The EU sees its green transition as a golden ticket to the future — one filled with sustainable, competitive economies and an abundant source of new jobs. Batteries will be key to hitting the bloc’s ambitious target of climate neutrality by 2050, CGTN.com reported.

‘It’s more important than the fight against terrorism, and perhaps one day we’ll say it’s even more important than Covid-19.’ 

Peter Altmaier

They can cleanly power cars and store energy from wind turbines or solar farms, essential to wean Europe off fossil fuels without much sacrifice to living standards. Transport alone accounts for more than a quarter of Europe’s greenhouse gas emissions.  
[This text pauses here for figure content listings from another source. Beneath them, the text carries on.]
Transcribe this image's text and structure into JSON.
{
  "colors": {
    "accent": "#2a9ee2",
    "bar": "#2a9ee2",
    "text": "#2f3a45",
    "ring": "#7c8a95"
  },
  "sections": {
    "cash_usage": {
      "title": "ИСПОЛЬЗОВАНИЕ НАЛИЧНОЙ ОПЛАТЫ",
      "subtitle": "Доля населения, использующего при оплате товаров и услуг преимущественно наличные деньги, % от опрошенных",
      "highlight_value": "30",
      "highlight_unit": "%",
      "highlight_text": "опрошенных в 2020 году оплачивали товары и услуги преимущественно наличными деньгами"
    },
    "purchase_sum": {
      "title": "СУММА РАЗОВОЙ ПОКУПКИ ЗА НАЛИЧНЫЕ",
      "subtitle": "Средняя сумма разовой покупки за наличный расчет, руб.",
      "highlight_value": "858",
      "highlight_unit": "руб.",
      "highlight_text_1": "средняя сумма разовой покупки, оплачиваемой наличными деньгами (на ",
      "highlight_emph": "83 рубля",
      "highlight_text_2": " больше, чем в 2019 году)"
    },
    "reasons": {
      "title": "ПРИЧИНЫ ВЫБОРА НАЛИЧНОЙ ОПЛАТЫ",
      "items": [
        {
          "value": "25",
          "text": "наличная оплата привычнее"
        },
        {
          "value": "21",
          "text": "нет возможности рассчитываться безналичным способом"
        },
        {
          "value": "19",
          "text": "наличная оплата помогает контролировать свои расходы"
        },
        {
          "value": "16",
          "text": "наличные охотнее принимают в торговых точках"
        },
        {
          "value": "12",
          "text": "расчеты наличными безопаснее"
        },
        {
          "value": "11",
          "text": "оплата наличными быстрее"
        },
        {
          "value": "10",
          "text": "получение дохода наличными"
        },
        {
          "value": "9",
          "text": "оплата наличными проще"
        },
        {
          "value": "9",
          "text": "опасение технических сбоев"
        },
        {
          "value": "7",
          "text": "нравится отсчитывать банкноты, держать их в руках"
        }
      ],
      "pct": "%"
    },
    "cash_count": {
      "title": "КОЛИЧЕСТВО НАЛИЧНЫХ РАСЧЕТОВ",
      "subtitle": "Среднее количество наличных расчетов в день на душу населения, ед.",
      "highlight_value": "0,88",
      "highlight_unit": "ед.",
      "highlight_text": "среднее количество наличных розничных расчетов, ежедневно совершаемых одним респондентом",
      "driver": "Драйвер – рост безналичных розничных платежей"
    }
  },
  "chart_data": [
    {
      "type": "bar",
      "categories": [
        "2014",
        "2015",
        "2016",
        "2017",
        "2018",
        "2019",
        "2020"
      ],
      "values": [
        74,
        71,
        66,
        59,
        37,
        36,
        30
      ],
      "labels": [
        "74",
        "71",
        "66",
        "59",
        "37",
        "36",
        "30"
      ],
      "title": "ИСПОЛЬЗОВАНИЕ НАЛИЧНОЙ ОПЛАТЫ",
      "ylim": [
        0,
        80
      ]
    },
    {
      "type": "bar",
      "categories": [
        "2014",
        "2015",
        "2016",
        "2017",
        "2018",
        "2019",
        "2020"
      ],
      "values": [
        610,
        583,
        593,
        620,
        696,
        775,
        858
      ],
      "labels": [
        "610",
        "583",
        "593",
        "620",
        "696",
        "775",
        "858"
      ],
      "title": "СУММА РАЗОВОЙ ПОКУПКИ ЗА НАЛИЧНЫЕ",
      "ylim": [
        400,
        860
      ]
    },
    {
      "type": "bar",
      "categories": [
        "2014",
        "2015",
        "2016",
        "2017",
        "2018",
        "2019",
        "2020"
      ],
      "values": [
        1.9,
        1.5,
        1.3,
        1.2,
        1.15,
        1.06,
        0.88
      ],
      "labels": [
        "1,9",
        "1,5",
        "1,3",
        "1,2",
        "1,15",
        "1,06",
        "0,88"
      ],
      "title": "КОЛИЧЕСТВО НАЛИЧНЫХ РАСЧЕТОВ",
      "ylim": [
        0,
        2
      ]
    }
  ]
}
“It is an industrial revolution,” Germany’s Minister for Economic Affairs and Energy Peter Altmaier told the conference. “It’s more important than the fight against terrorism, and perhaps one day we’ll say it’s even more important than Covid-19.” 

European governments and firms have already invested billions of dollars in research and development, but the battery market is a crowded space. It’s an industry dominated by China, which accounts for more than 80% of lithium-ion cell production, CGTN.com reported.

But Europe’s efforts to make a mark are starting to pay off. Some 15 new battery cell plants are being built across Europe, including Chinese battery maker CATL’s German facility and South Korea’s SK Innovation’s second factory in Hungary.

By 2025, Brussels said European plants would provide enough cells to power at least 6 million electric vehicles. 

“I am confident that by 2025, the EU will be able to produce enough battery cells to meet the needs of the European automotive industry and even to build our capacity,” European Commission Vice President Maros Sefcovic told the crowd.

The mass adoption of electric vehicles – crucial to helping Europe achieve its climate objectives – still faces significant hurdles, including affordability. Musk called high costs “the fundamental impediment.”

While prices have fallen significantly in the past decade, the average battery powering an electric vehicle costs about US$7,350, according to BloombergNEF.

It’s about 55% more expensive per kilowatt-hour than a traditional internal combustion engine, putting these cars out of reach for many, CGTN.com reported.  

“We need to reduce emissions in the transport sector by 90 percent if we are to meet our 2050 climate goals,” said Sefcovic. “Simply replacing internal combustion vehicles with electric equivalents will not do the trick. Electric cars still cause emissions.”

Greening the entire supply chain – from raw materials, to production, to delivery – will require massive investment.

Brussels has earmarked US$650 billion in its recovery fund and next long-term budget for green initiatives – enough money to charge the battery industry for years to come.